WHEN Marlowe's Faustus initially turns to conjuring, he has subservient demons in mind, not card tricks.
In this cunningly up-dated co-production by the Citizens and West Yorkshire Playhouse, the nerdy bookish Faustus sells his soul – and presto! he becomes a celebrity magician, a cabaret-conjurer who is himself conned by the superficial glitz of his showbiz career. In order to make this contemporary play on illusions collude with Marlowe's scenario of folly and hedonism, writer Colin Teevan has replaced the play's original mid-section with a racily topical version (of Acts Three and Four) that sees Faustus truly lose himself, and his grip on reality, in the smoke and mirrors of theatrical make-believe.

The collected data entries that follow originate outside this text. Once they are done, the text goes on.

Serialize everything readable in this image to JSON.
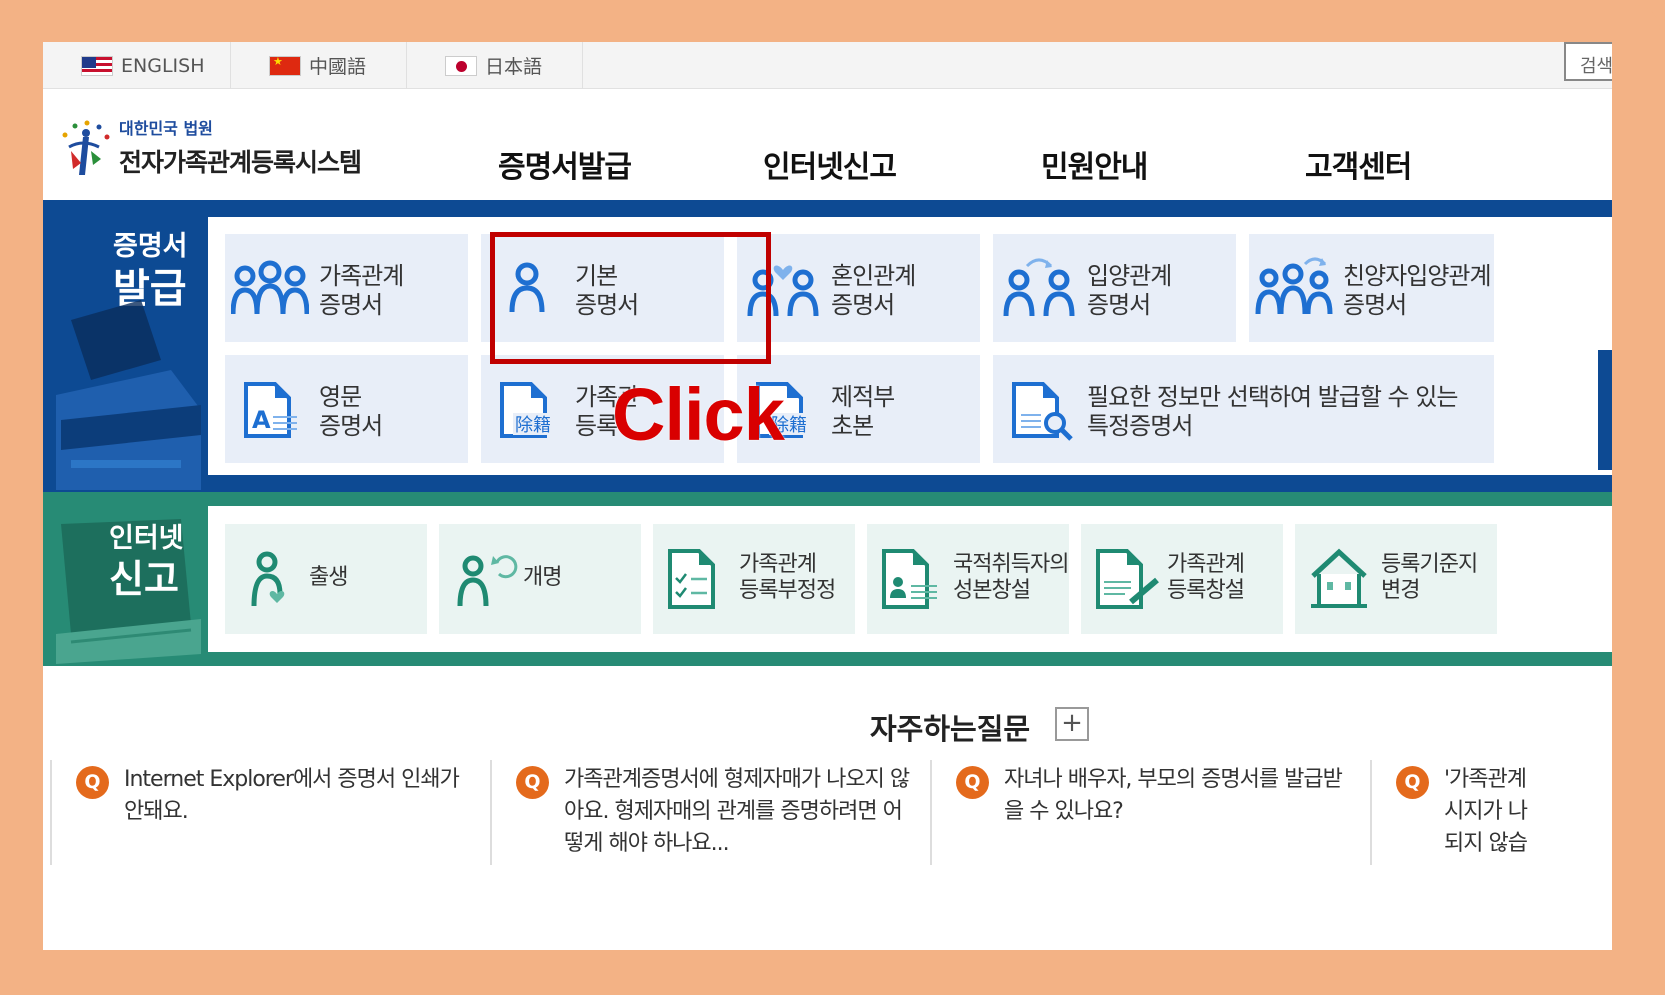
{
  "langbar": {
    "items": [
      {
        "label": "ENGLISH",
        "flag": "us-flag-icon"
      },
      {
        "label": "中國語",
        "flag": "cn-flag-icon"
      },
      {
        "label": "日本語",
        "flag": "jp-flag-icon"
      }
    ],
    "search_label": "검색"
  },
  "header": {
    "logo_small": "대한민국 법원",
    "logo_big": "전자가족관계등록시스템",
    "nav": [
      "증명서발급",
      "인터넷신고",
      "민원안내",
      "고객센터"
    ]
  },
  "cert": {
    "side_line1": "증명서",
    "side_line2": "발급",
    "tiles": [
      {
        "line1": "가족관계",
        "line2": "증명서",
        "icon": "family-icon"
      },
      {
        "line1": "기본",
        "line2": "증명서",
        "icon": "person-icon"
      },
      {
        "line1": "혼인관계",
        "line2": "증명서",
        "icon": "marriage-icon"
      },
      {
        "line1": "입양관계",
        "line2": "증명서",
        "icon": "adoption-icon"
      },
      {
        "line1": "친양자입양관계",
        "line2": "증명서",
        "icon": "full-adoption-icon"
      },
      {
        "line1": "영문",
        "line2": "증명서",
        "icon": "english-document-icon"
      },
      {
        "line1": "가족관",
        "line2": "등록",
        "icon": "removed-document-icon"
      },
      {
        "line1": "제적부",
        "line2": "초본",
        "icon": "removed-register-icon"
      },
      {
        "line1": "필요한 정보만 선택하여 발급할 수 있는",
        "line2": "특정증명서",
        "icon": "search-document-icon"
      }
    ]
  },
  "report": {
    "side_line1": "인터넷",
    "side_line2": "신고",
    "tiles": [
      {
        "line1": "출생",
        "line2": "",
        "icon": "birth-icon"
      },
      {
        "line1": "개명",
        "line2": "",
        "icon": "rename-icon"
      },
      {
        "line1": "가족관계",
        "line2": "등록부정정",
        "icon": "checklist-document-icon"
      },
      {
        "line1": "국적취득자의",
        "line2": "성본창설",
        "icon": "id-document-icon"
      },
      {
        "line1": "가족관계",
        "line2": "등록창설",
        "icon": "pen-document-icon"
      },
      {
        "line1": "등록기준지",
        "line2": "변경",
        "icon": "house-icon"
      }
    ]
  },
  "annotation": {
    "click_label": "Click"
  },
  "faq": {
    "title": "자주하는질문",
    "plus": "+",
    "badge": "Q",
    "items": [
      "Internet Explorer에서 증명서 인쇄가 안돼요.",
      "가족관계증명서에 형제자매가 나오지 않아요. 형제자매의 관계를 증명하려면 어떻게 해야 하나요...",
      "자녀나 배우자, 부모의 증명서를 발급받을 수 있나요?",
      "'가족관계 시지가 나 되지 않습"
    ]
  },
  "colors": {
    "cert_blue": "#0d4a93",
    "report_green": "#278b75",
    "highlight_red": "#c00000",
    "frame_orange": "#f3b285"
  }
}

We never really see him in centre-stage mode. Instead director Dominic Hill has Faustus play out his downfall in the messy, transient world of the dressing-room where shape-shifting and transformation is a profession. For Mephistopheles it is the stuff of his hellish eternity. For Siobhan Redmond, however, it's a triumph of many roles in one: her accent hints seductively at Dietrich – think Blue Angel, not just fallen angel – while as Faustus's "glamorous assistant" she gets to strut shades of Jessica Rabbit and Rita Hayworth's Gilda. There is an elegant menace to her and yet, as a deluded Faustus (Kevin Trainor) starts to flail about like a greedy child in a sweet-shop of forbidden pleasures, it's Redmond's Mephistopheles that voices, with poignant dignity, just what it is that Faustus craved and destroyed: true love on earth and bliss in Paradise.
His time runs out in a vividly raucous blitz of Vegas-style floor-shows, drunken parties and brutally casual sex. Life, old chum, isn't a rehearsal... this astutely provocative take on Marlowe is a pungent reminder of that.